Granville Leveson-Gower, 1st Marquess of Stafford


Granville Leveson-Gower, 1st Marquess of Stafford, PC, known as Viscount Trentham from 1746 to 1754 and as The Earl Gower from 1754 to 1786, was a British politician from the Leveson-Gower family.

Background

Stafford was a son of John Leveson-Gower, 1st Earl Gower and his wife Lady Evelyn Pierrepont. His maternal grandparents were Evelyn Pierrepont, 1st Duke of Kingston-upon-Hull and his first wife Lady Mary Feilding. Mary was a daughter of William Feilding, 3rd Earl of Denbigh and his wife Mary King.
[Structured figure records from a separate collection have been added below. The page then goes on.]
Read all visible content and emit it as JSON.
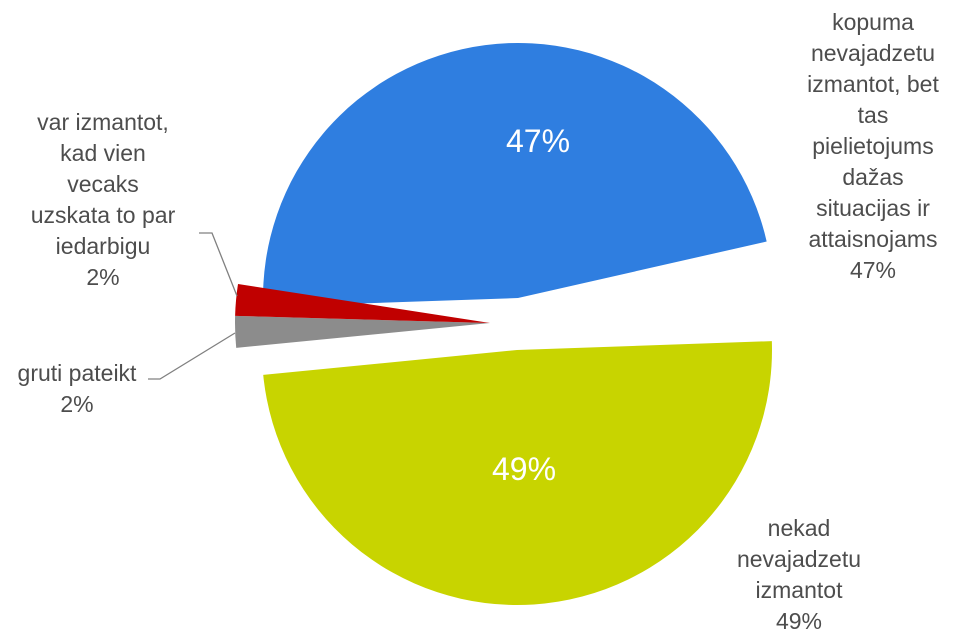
{
  "chart_data": {
    "type": "pie",
    "exploded": true,
    "slices": [
      {
        "label_lines": [
          "kopuma",
          "nevajadzetu",
          "izmantot, bet",
          "tas",
          "pielietojums",
          "dažas",
          "situacijas ir",
          "attaisnojams"
        ],
        "value": 47,
        "value_label": "47%",
        "inner_label": "47%",
        "color": "#2f7ee0"
      },
      {
        "label_lines": [
          "nekad",
          "nevajadzetu",
          "izmantot"
        ],
        "value": 49,
        "value_label": "49%",
        "inner_label": "49%",
        "color": "#c8d400"
      },
      {
        "label_lines": [
          "gruti pateikt"
        ],
        "value": 2,
        "value_label": "2%",
        "inner_label": "",
        "color": "#8c8c8c"
      },
      {
        "label_lines": [
          "var izmantot,",
          "kad vien",
          "vecaks",
          "uzskata to par",
          "iedarbigu"
        ],
        "value": 2,
        "value_label": "2%",
        "inner_label": "",
        "color": "#c00000"
      }
    ]
  }
}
His father was a prominent Tory politician who became the first major Tory to enter government since the succession of George I of Great Britain, joining the administration of John Carteret, 2nd Earl Granville in 1742. Gower was educated at Westminster School and Christ Church, Oxford.

Political and industrial investment career

Stafford was elected to parliament in 1744.
With the death of his elder brother in 1746, he became known by the courtesy title of Viscount Trentham until he succeeded his father as Earl Gower in 1754. He built the earlier Lilleshall Hall, converting a 17th-century house located in the village of Lilleshall into a country residence around the late 1750s.
Stafford was associated with the faction of the John Russell, Duke of Bedford, who was his brother-in-law, and as a member of that faction, called the "Bloomsbury Gang", was given many governmental positions. Following Bedford's death in 1771, Gower became leader of the group, and as Lord President in the administration of Frederick North, Lord North, he was a key supporter of a hard-line policy towards the American colonists. Between 1775–1778, Stafford proceeded to make substantial alterations to his home at Trentham Hall based on the designs by Henry Holland.
By 1779, Gower resigned from the cabinet being frustrated by what he saw as the North administration's inept handling of the American Revolutionary War. And when North resigned in March 1782, Gower was approached to form a ministry, but he refused, and he refused subsequent overtures from both Lord Shelburne and the Fox-North coalition to enter the government. Instead, he became a key figure in bringing about the fall of the Fox-North coalition, and was rewarded with the position of Lord President once again in the new administration of William Pitt the Younger.
Although he soon exchanged this office for that of Lord Privy Seal, and gradually began to withdraw from public affairs, he remained a cabinet minister until his retirement later in 1794. He was elected F.S.A. on 28 April 1784.
In 1786, he was created Marquess of Stafford as a reward for his services.
In 1799 he was estimated the fifth-wealthiest small family unit in Britain, owning £2.1M, having assets in land, mining and arterial canal-toll rights having speculatively invested in the latter projects, much of which in Staffordshire's Black Country.
He died at Trentham Hall, Staffordshire, on 26 October 1803. He was the last surviving member of the Bloomsbury Gang.

Marriages and children

Stafford married three times. He married firstly Elizabeth Fazakerley, daughter of Nicholas Fazakerley, in 1744. Elizabeth died of smallpox two years later. They had no children.

Stafford married secondly Lady Louisa Egerton, daughter of the Scroop Egerton, 1st Duke of Bridgewater, in 1748. She died in 1761. They were parents to four children:
Stafford married thirdly Lady Susanna Stewart, daughter of Alexander Stewart, 6th Earl of Galloway, 23 May 1768. They were parents to four children:
When Lord Stafford died at the age of 82, he was succeeded in his titles by his eldest son George from his second marriage who was created Duke of Sutherland in 1833. The Marchioness of Stafford died in August 1805.